Some context on the ShadowBroker’s Dump

Photo by Tristan Schmurr, Cyberscoop Apr 21

A good friend of mine, with the handle @loneferret, shed some clarity on the massive dump of exploits two weeks back by the ShadowBrokers. I haven’t said my piece here but believe me I shared my thoughts online as things developed. And Double Pulsar, a backdoor implant, is just that gift that keeps on giving as countless systems appear to be infected. John Matherly of Shodan cited finding at least 45k as of April 21. Dan Gentler aka @viss describes it perfectly as “a loading dock for extra malware”. There is much to be said, but I quite liked the way my friend spun things, so without further ado …

Yet another MS17-010 blog post.
However, the more noise that is generated, the more people will update their systems.

About a week ago now, a bunch of exploits were leaked by a group calling themselves “Shadow Brokers”, or “ShadowBrokers”; both spellings are used it seems ¯\_(ツ)_/¯.
These exploits are serious stuff, as they affect almost every version of Windows, both professional and home (what you have at home most likely), as well as, server editions. There are Linux exploits as well but that’s for another post …

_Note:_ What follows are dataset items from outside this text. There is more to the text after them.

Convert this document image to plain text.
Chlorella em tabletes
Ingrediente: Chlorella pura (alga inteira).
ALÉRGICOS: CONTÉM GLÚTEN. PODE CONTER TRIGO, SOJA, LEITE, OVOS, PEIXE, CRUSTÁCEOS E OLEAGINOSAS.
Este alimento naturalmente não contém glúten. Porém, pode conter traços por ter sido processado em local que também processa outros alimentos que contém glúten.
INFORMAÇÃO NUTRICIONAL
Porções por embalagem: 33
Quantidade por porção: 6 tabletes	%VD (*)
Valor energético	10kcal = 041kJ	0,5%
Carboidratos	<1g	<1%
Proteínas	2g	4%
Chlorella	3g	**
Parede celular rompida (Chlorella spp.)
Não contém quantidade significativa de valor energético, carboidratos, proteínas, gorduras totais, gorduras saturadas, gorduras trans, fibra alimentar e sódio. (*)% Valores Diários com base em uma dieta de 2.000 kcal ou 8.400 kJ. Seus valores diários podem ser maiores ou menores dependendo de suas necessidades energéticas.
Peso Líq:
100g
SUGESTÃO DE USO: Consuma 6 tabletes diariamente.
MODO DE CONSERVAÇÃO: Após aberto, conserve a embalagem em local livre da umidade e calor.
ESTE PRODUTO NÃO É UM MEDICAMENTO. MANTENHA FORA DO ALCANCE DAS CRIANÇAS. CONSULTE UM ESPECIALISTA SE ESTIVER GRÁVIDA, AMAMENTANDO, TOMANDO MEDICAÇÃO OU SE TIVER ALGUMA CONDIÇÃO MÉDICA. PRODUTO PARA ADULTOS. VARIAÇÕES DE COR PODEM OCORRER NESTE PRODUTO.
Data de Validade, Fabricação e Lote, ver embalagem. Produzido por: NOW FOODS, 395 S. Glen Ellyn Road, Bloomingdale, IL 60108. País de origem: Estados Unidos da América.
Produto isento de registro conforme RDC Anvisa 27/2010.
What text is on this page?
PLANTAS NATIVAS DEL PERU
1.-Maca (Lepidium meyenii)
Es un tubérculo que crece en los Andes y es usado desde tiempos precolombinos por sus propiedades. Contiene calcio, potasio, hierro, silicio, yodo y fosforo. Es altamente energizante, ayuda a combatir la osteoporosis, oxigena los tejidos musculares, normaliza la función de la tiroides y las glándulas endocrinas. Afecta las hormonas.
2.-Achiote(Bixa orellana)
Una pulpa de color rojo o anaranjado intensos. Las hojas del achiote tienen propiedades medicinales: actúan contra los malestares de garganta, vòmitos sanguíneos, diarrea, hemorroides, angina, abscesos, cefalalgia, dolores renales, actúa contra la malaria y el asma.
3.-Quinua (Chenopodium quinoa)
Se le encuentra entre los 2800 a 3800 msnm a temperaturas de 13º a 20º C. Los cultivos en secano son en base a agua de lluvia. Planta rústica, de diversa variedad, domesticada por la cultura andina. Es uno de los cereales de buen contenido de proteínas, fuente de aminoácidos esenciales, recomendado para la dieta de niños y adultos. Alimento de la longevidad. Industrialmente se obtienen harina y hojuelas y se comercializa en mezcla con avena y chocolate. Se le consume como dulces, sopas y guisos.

Barely a week has passed, and reports of ransomware being delivered using “Eternalblue” are popping up. Reports of systems being compromised by what we can only assume are “script-kiddies” have also surfaced.

Why keep reading? My goal here isn’t to give a technical lesson nor a course in exploitation, but to spread awareness. When these types of vulnerabilities & exploits are made public, havoc isn’t too far behind.

As a pen-tester the news of exploits originating from an NSA dump was exciting. It gives some insight on what sort of tools\exploits the notorious agency has, and ensures some level of job security for me (I know selfish). But what does this mean for the corporate user? What does this mean for the average user? In a nutshell if you haven’t installed the most recent security updates, you risk having your data stolen, deleted, or your hard drive encrypted and held for ransom.

Tweeted by @belowzeroday, Cyberscoop, Apr 21

I shall try and put this in perspective, in the most entertaining manner I can. So, sit back, grab your morning Irish coffee and step inside my time machine.

Back in 2003 a computer worm made its way through the Internet. This worm infected thousands of systems, both commercial and personal. It ravaged and pillaged everything it could lay its crummy little paws on. It was finally detected in 2008, and given the name “Conficker”. I remember 2008 well. At the time, I was a system administrator for an IT consulting firm & was called upon many times to stomp this little critter. This worm was good, well coded, and went undetected for 5 years! It merged so well with Windows, it really didn’t affect the system’s performance. It was also very good at reproducing itself… kinda like George Forman.

Why was it so successful? How did it manage to get into so many systems? It was a flaw in Windows, much like the flaw leveraged by the exploits in the “ShadowBrokers” dump. Essentially… it’s 2008 all over again. Which begs the question, how long did the NSA have this exploit? Also, were they the only ones? If it took 5 years to catch “Conficker”, one can assume this flaw (and exploit) has been around for at least the same amount time (give or take a year).

So, I beg you, please don’t fear the Windows update window.
Let it run… Embrace it, enjoy it, whisper sweet nothings into its ear.
Because if you don’t, you only have yourself to blame if your browser history ends up on pastebin.

A message from you friendly neighbourhood hacker @loneferret

Ps. This flaw, and others, were fixed back in March of 2017. This piece was written in April 2017.